No, no hago pan. Ni he aprendido a coser mascarillas, así que tendré que esperar a que el suministro esté garantizado cuando sean obligatorias. Tampoco he empezado a hacer yoga -con mis problemas de espalda, sería una temeridad hacerlo sin supervisión-. Otra de las cosas que no he hecho es ver series. No tengo Netflix, ni Amazon Prime. He conseguido ver una peli -Seven, en versión original- simplemente porque lo he hecho decenas de veces y no requiere demasiado mi atención poder seguirla. Me gusta mucho leer y lo único que ha conseguido engancharme en casi un mes de cuarentena -de cuarenta- ha sido lo último del agente Pendergast traducido al castellano. No me concentro para hacer casi nada. Y, ahora que casi nadie me oye, les diré que tampoco sé qué escribir.

Estos días de sobreinformación coronavírica me llevan a la confusión. Procuro leer a quienes sí previeron la pandemia, esperando que esa lucidez se extienda al mundo que nos espera cuando podamos volver a salir de casa. También pienso en quienes toman decisiones; no me gustaría estar en su pellejo. Un paso en falso puede tener consecuencias desastrosas. ¿Con cuántos contagios se paraliza la actividad económica de un país? Y detesto a quienes estos días se dedican a aquello de 'cuanto peor, mejor'. Habrá tiempo de pasar cuentas. El gobierno tendrá que rendirlas; la oposición deberá estar a la altura. Eso va a exigir una lealtad por las dos partes que, hasta ahora, no hemos visto. Cuando salgamos de la crisis sanitaria, ya discutiremos cómo hay que enfrentar lo que vendrá: una crisis económica sin precedentes en las últimas décadas.

A la vez, siento que soy afortunada. Todos los míos están bien. Mis pensamientos a lo largo del día vuelven una y otra vez a quienes han perdido a un ser querido, sin poder despedirse siquiera; a todos los que han muerto en soledad. Les juro que es lo único que pido cuando salgamos de ésta es que las personas a las que quiero salgan indemnes. Luego, ya se verá. En otra contradicción, intento ser optimista: cuento cada día la gente que se cura, como agradecimiento a quienes lo han hecho posible.
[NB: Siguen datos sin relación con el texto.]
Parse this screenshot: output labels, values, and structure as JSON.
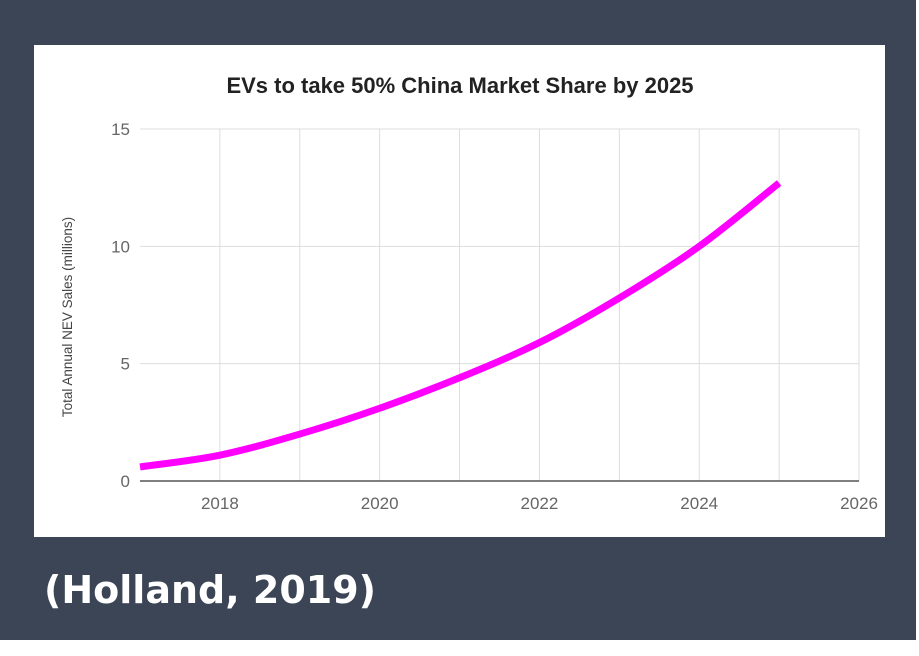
{
  "citation": "(Holland, 2019)",
  "colors": {
    "background": "#3b4556",
    "series": "#ff00ff",
    "grid": "#dddddd",
    "axis": "#555555"
  },
  "chart_data": {
    "type": "line",
    "title": "EVs to take 50% China Market Share by 2025",
    "xlabel": "",
    "ylabel": "Total Annual NEV Sales (millions)",
    "xlim": [
      2017,
      2026
    ],
    "ylim": [
      0,
      15
    ],
    "x_ticks": [
      "2018",
      "2020",
      "2022",
      "2024",
      "2026"
    ],
    "y_ticks": [
      "0",
      "5",
      "10",
      "15"
    ],
    "grid": true,
    "legend": "none",
    "series": [
      {
        "x": [
          2017,
          2018,
          2019,
          2020,
          2021,
          2022,
          2023,
          2024,
          2025
        ],
        "values": [
          0.6,
          1.1,
          2.0,
          3.1,
          4.4,
          5.9,
          7.8,
          10.0,
          12.7
        ]
      }
    ]
  }
}
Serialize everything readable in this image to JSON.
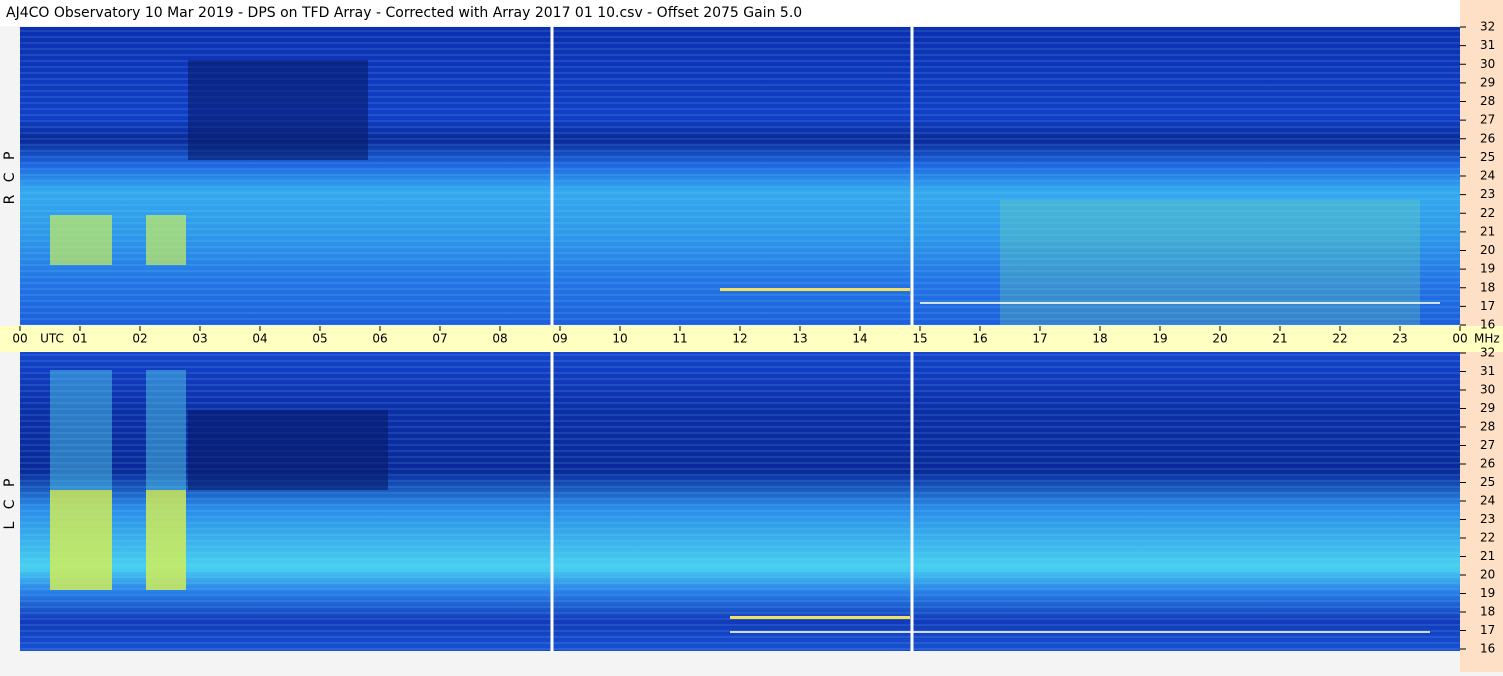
{
  "chart_data": {
    "type": "spectrogram",
    "title": "AJ4CO Observatory  10 Mar 2019  -  DPS on TFD Array  -  Corrected with Array 2017 01 10.csv  -  Offset 2075  Gain 5.0",
    "panels": [
      "R C P",
      "L C P"
    ],
    "time_zone": "UTC",
    "freq_unit": "MHz",
    "xlim": [
      0,
      24
    ],
    "xticks": [
      {
        "value": 0,
        "label": "00"
      },
      {
        "value": 1,
        "label": "01"
      },
      {
        "value": 2,
        "label": "02"
      },
      {
        "value": 3,
        "label": "03"
      },
      {
        "value": 4,
        "label": "04"
      },
      {
        "value": 5,
        "label": "05"
      },
      {
        "value": 6,
        "label": "06"
      },
      {
        "value": 7,
        "label": "07"
      },
      {
        "value": 8,
        "label": "08"
      },
      {
        "value": 9,
        "label": "09"
      },
      10,
      11,
      12,
      13,
      14,
      15,
      16,
      17,
      18,
      19,
      20,
      21,
      22,
      23,
      {
        "value": 24,
        "label": "00"
      }
    ],
    "ylim": [
      16,
      32
    ],
    "yticks": [
      16,
      17,
      18,
      19,
      20,
      21,
      22,
      23,
      24,
      25,
      26,
      27,
      28,
      29,
      30,
      31,
      32
    ]
  }
}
No sé qué nos espera después: no sé si necesitaré un certificado médico para acercarme al mar a hacer natación -porque las piscinas estarán cerradas- sin que me multen, porque lo necesito. No sé cuándo podremos volver a tomarnos una cerveza en un bar. Pero todo lo que ocurre no tiene nada de romántico. No es una lección de la Madre Tierra, ni otras macgufferías por el estilo. Es un maldito virus para el que no tenemos vacuna, ni tratamiento. Tal vez algunos empiecen a comprender ahora por qué nunca ha habido antivacunas en África.

No tengo muchas esperanzas respecto de la naturaleza humana. No sé si habremos aprendido algo de esto. Quiero creer que, en el mundo que viene, destinaremos más recursos a la sanidad, a la investigación científica, a la educación -para que nadie se quede atrás cuando tenga que ser telemática- y al buen periodismo. Ese que no se hace sin periodistas críticos, pero responsables. Un difícil equilibrio que habrá que encontrar en el nuevo mundo. Mientras tanto, tengo las fuerzas justas para cuidarme a mí y a los míos -comer bien, hacer ejercicio, tomar el aire en el balcón y llevar a mis padres lo que necesitan-. Admiro a quienes están llenos de certezas. Y saben qué decir en un artículo.